"Good night," she replied in cold and hard tones.
Roger has since told me that he would have killed himself that very day if he had not been afraid that his comrades would have guessed the reason for his suicide. He did not wish his memory to be disgraced.
Gabrielle was as gay as usual next day. She seemed, already, to have forgotten the confidences of the previous evening. But Roger became gloomy, capricious and morose. He avoided his friends, and scarcely left his rooms, often passing a whole day without saying a word to his mistress. I attributed his melancholy to an honourable, but excessive sensitiveness, and tried several times to console him; but he put me at a distance by affecting a supreme indifference towards his unhappy partner. One day he even inveighed against the Dutch nation in violent terms, and tried to make me believe that there was not a single honourable man in Holland. All the same, he tried secretly to find out the Dutch lieutenant's relatives; but no one could give him any information about them.
Six weeks after that unlucky game of backgammon Roger found a note in Gabrielle's rooms, written by an admirer who thanked her for the kind feeling she had shown him. Gabrielle was the very personification of untidiness, and the note in question had been left by her on her mantelpiece. I do not know whether she was unfaithful to Roger or not, but he believed her to be so, and his anger was frightful. His love and a remnant of pride were the only feelings which still attached him to life, and the strongest of these sentiments was thus suddenly destroyed. He overwhelmed the proud actress with insults; and was so violent that I do not know how he refrained from striking her.

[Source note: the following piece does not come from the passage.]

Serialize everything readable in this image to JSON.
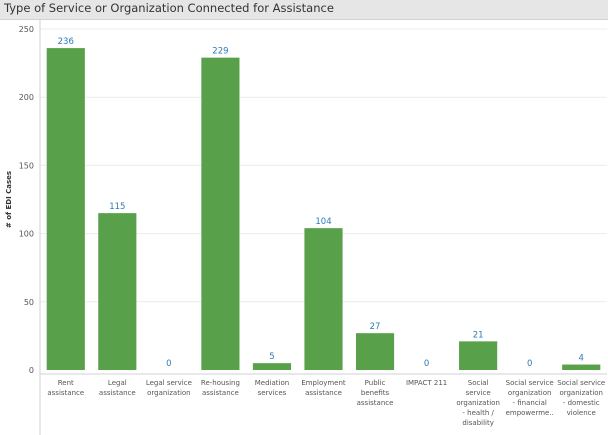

"No doubt," he said to her, "this puppy gave you lots of money. It is the only thing you love. You would give yourself to the dirtiest of our sailors if he had anything to pay you with."
"Why not?" retorted the actress icily. "Yes, I would take payment from a sailor; but I should not have stolen it!"
Roger uttered a cry of rage. He tremblingly drew his sword, and for one second looked at Gabrielle with the eyes of a madman; then he collected himself with a tremendous effort, threw the weapon at her feet, and rushed from the room to prevent himself yielding to the temptation which beset him.
That same evening I passed his lodging at a late hour, and, seeing his light burning, I went in to borrow a book. I found him busy, writing. He did not disturb himself, and scarcely seemed to notice my presence in his room. I sat down by his desk and studied his features; they were so much altered that anyone else but I would hardly have recognised him. All at once I noticed a letter already sealed on his desk, addressed to myself. I immediately opened it. In it Roger announced to me his intention to put an end to himself, and gave me various instructions to carry out. While I read this, he went on writing the whole time without noticing me. He was bidding farewell to Gabrielle. You can judge of my astonishment, and of what I felt bound to say to him. I was thunderstruck by his decision.
"What! you want to kill yourself when you are so happy?"
"My friend," he said, as he hid his letter, "you know nothing about it; you do not know me; I am a rascal; I am so guilty that a prostitute has power to insult me; and I am so aware of my baseness that I have no power to strike her."